Will people remember that not everyone has technology at home for online access and take steps toward parity?
Will the impact on communities of color and rural outliers change our approach to healthcare for these populations and our overall preparedness for future pandemics?
Of course, I don't have the answers. Nobody does. Except for one thing:
Will the people who are stuck with the supplies they hoarded learn a lesson? They're not quite as bad as those COVID-19 scammers, but no, it seems there will always be people seeking to profit off the vulnerability of others.
And right now we're all a bit vulnerable. So it seems like this would be a good time to keep asking these bigger questions and working toward solutions.
Not
AC. Not when the people who are nominally in charge have a sense of control again and the people whose lives are most at risk or disrupted are tossed aside and forgotten until the next time.

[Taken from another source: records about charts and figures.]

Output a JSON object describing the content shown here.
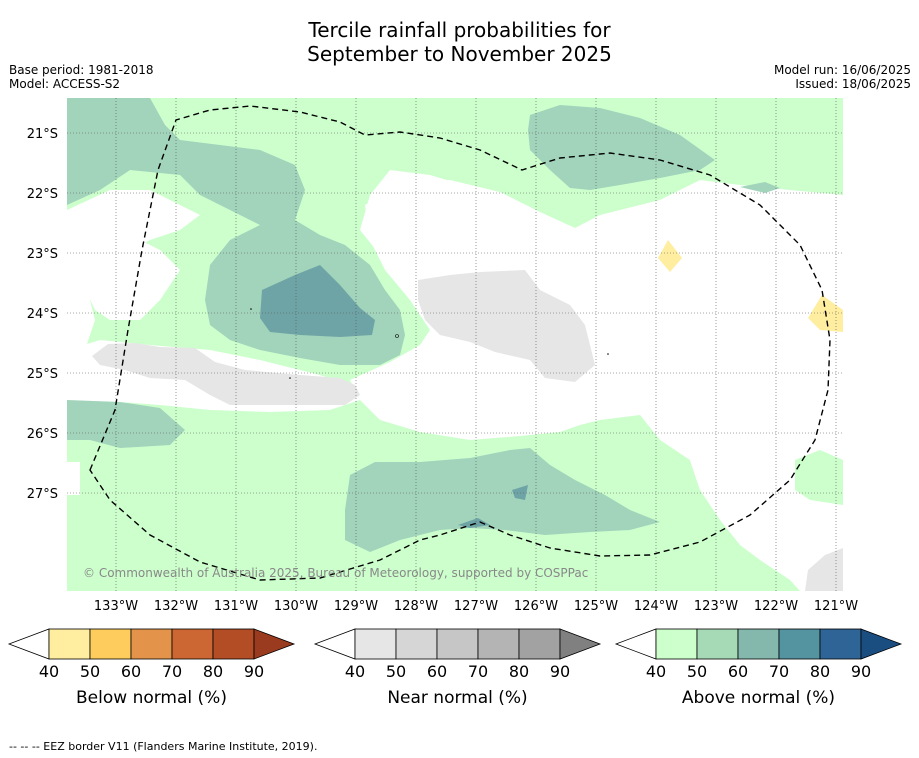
{
  "header": {
    "title_line1": "Tercile rainfall probabilities for",
    "title_line2": "September to November 2025",
    "base_period": "Base period: 1981-2018",
    "model": "Model: ACCESS-S2",
    "model_run": "Model run: 16/06/2025",
    "issued": "Issued: 18/06/2025"
  },
  "map": {
    "lat_labels": [
      "21°S",
      "22°S",
      "23°S",
      "24°S",
      "25°S",
      "26°S",
      "27°S"
    ],
    "lon_labels": [
      "133°W",
      "132°W",
      "131°W",
      "130°W",
      "129°W",
      "128°W",
      "127°W",
      "126°W",
      "125°W",
      "124°W",
      "123°W",
      "122°W",
      "121°W"
    ],
    "copyright": "© Commonwealth of Australia 2025, Bureau of Meteorology, supported by COSPPac",
    "colors": {
      "above_40": "#ccffcc",
      "above_50": "#a1d4bb",
      "above_60": "#6ea4a6",
      "near_40": "#e6e6e6",
      "below_40": "#ffeda0"
    }
  },
  "colorbars": [
    {
      "label": "Below normal (%)",
      "ticks": [
        "40",
        "50",
        "60",
        "70",
        "80",
        "90"
      ],
      "colors": [
        "#ffffff",
        "#ffeda0",
        "#fecc5c",
        "#e3944a",
        "#cc6633",
        "#b34d26",
        "#9a3a1f"
      ]
    },
    {
      "label": "Near normal (%)",
      "ticks": [
        "40",
        "50",
        "60",
        "70",
        "80",
        "90"
      ],
      "colors": [
        "#ffffff",
        "#e6e6e6",
        "#d6d6d6",
        "#c6c6c6",
        "#b4b4b4",
        "#a2a2a2",
        "#808080"
      ]
    },
    {
      "label": "Above normal (%)",
      "ticks": [
        "40",
        "50",
        "60",
        "70",
        "80",
        "90"
      ],
      "colors": [
        "#ffffff",
        "#ccffcc",
        "#a6d9b5",
        "#84b8ad",
        "#5493a0",
        "#2f6496",
        "#1a4d80"
      ]
    }
  ],
  "footnote": "--  --  -- EEZ border V11 (Flanders Marine Institute, 2019)."
}
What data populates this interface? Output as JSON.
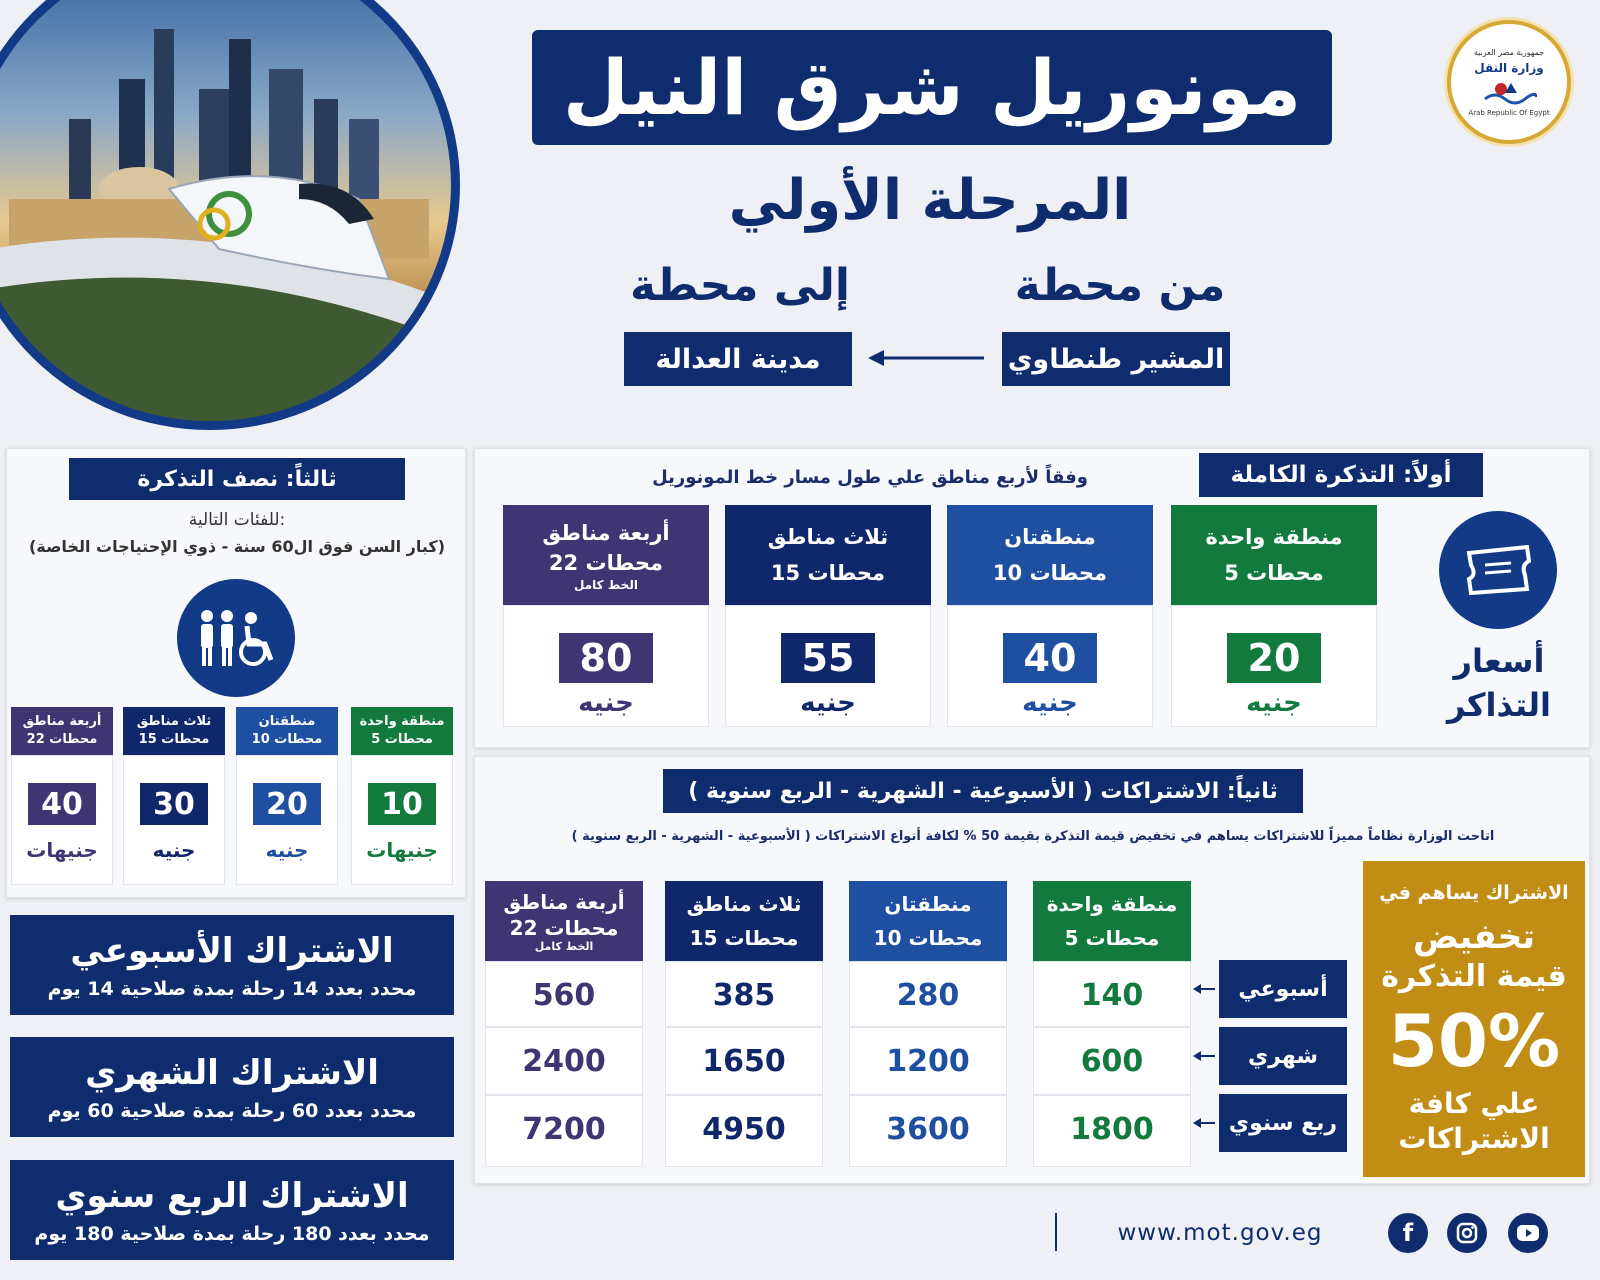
{
  "colors": {
    "navy": "#0f2d6e",
    "green": "#127a3d",
    "blue": "#1e4fa0",
    "dark_navy": "#10286b",
    "purple": "#3e3572",
    "gold": "#c28d14"
  },
  "header": {
    "title": "مونوريل شرق النيل",
    "phase": "المرحلة الأولي",
    "from_label": "من محطة",
    "to_label": "إلى محطة",
    "from_station": "المشير طنطاوي",
    "to_station": "مدينة العدالة",
    "logo_text_top": "جمهورية مصر العربية",
    "logo_text_mid": "وزارة النقل",
    "logo_text_bottom": "Arab Republic Of Egypt"
  },
  "full_ticket": {
    "heading": "أولاً: التذكرة الكاملة",
    "subheading": "وفقاً لأربع مناطق علي طول مسار خط المونوريل",
    "icon_label_1": "أسعار",
    "icon_label_2": "التذاكر",
    "unit": "جنيه",
    "zones": [
      {
        "name": "منطقة واحدة",
        "stations": "5 محطات",
        "note": "",
        "price": "20",
        "color": "#127a3d"
      },
      {
        "name": "منطقتان",
        "stations": "10 محطات",
        "note": "",
        "price": "40",
        "color": "#1e4fa0"
      },
      {
        "name": "ثلاث مناطق",
        "stations": "15 محطات",
        "note": "",
        "price": "55",
        "color": "#10286b"
      },
      {
        "name": "أربعة مناطق",
        "stations": "22 محطات",
        "note": "الخط كامل",
        "price": "80",
        "color": "#3e3572"
      }
    ]
  },
  "half_ticket": {
    "heading": "ثالثاً: نصف التذكرة",
    "categories_label": "للفئات التالية:",
    "categories": "(كبار السن فوق ال60 سنة - ذوي الإحتياجات الخاصة)",
    "zones": [
      {
        "name": "منطقة واحدة",
        "stations": "5 محطات",
        "price": "10",
        "unit": "جنيهات",
        "color": "#127a3d"
      },
      {
        "name": "منطقتان",
        "stations": "10 محطات",
        "price": "20",
        "unit": "جنيه",
        "color": "#1e4fa0"
      },
      {
        "name": "ثلاث مناطق",
        "stations": "15 محطات",
        "price": "30",
        "unit": "جنيه",
        "color": "#10286b"
      },
      {
        "name": "أربعة مناطق",
        "stations": "22 محطات",
        "price": "40",
        "unit": "جنيهات",
        "color": "#3e3572"
      }
    ]
  },
  "subscriptions": {
    "heading": "ثانياً: الاشتراكات ( الأسبوعية - الشهرية - الربع سنوية )",
    "description": "اتاحت الوزارة نظاماً مميزاً للاشتراكات يساهم في تخفيض قيمة التذكرة بقيمة 50 % لكافة أنواع الاشتراكات ( الأسبوعية - الشهرية - الربع سنوية )",
    "promo": {
      "line1": "الاشتراك يساهم في",
      "line2": "تخفيض",
      "line3": "قيمة التذكرة",
      "percent": "50%",
      "line4": "علي كافة",
      "line5": "الاشتراكات"
    },
    "zones": [
      {
        "name": "منطقة واحدة",
        "stations": "5 محطات",
        "note": "",
        "color": "#127a3d",
        "values": [
          "140",
          "600",
          "1800"
        ]
      },
      {
        "name": "منطقتان",
        "stations": "10 محطات",
        "note": "",
        "color": "#1e4fa0",
        "values": [
          "280",
          "1200",
          "3600"
        ]
      },
      {
        "name": "ثلاث مناطق",
        "stations": "15 محطات",
        "note": "",
        "color": "#10286b",
        "values": [
          "385",
          "1650",
          "4950"
        ]
      },
      {
        "name": "أربعة مناطق",
        "stations": "22 محطات",
        "note": "الخط كامل",
        "color": "#3e3572",
        "values": [
          "560",
          "2400",
          "7200"
        ]
      }
    ],
    "rows": [
      "أسبوعي",
      "شهري",
      "ربع سنوي"
    ]
  },
  "plans": [
    {
      "title": "الاشتراك الأسبوعي",
      "details": "محدد بعدد 14 رحلة بمدة صلاحية 14 يوم"
    },
    {
      "title": "الاشتراك الشهري",
      "details": "محدد بعدد 60 رحلة بمدة صلاحية 60 يوم"
    },
    {
      "title": "الاشتراك الربع سنوي",
      "details": "محدد بعدد 180 رحلة بمدة صلاحية 180 يوم"
    }
  ],
  "footer": {
    "website": "www.mot.gov.eg",
    "icons": [
      "youtube-icon",
      "instagram-icon",
      "facebook-icon"
    ]
  }
}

There is no "bright side" to a situation so dark. But there is an opportunity to do more of what we've seen. To take better care of ourselves and those around us. To realize how interconnected we are and to do the right thing by each other.
Fear makes us say and do stupid things. But it's not the time for pointing fingers or pointless arguments. Like I said in my
last post, we're either in this together or we can step aside and watch another species rise to the top.
That's it. That's our future. It's our choice about where we go next. Right now we may feel a bit powerless, but soon it will be time for our thoughts and voices and hearts and hands to shape the new normal.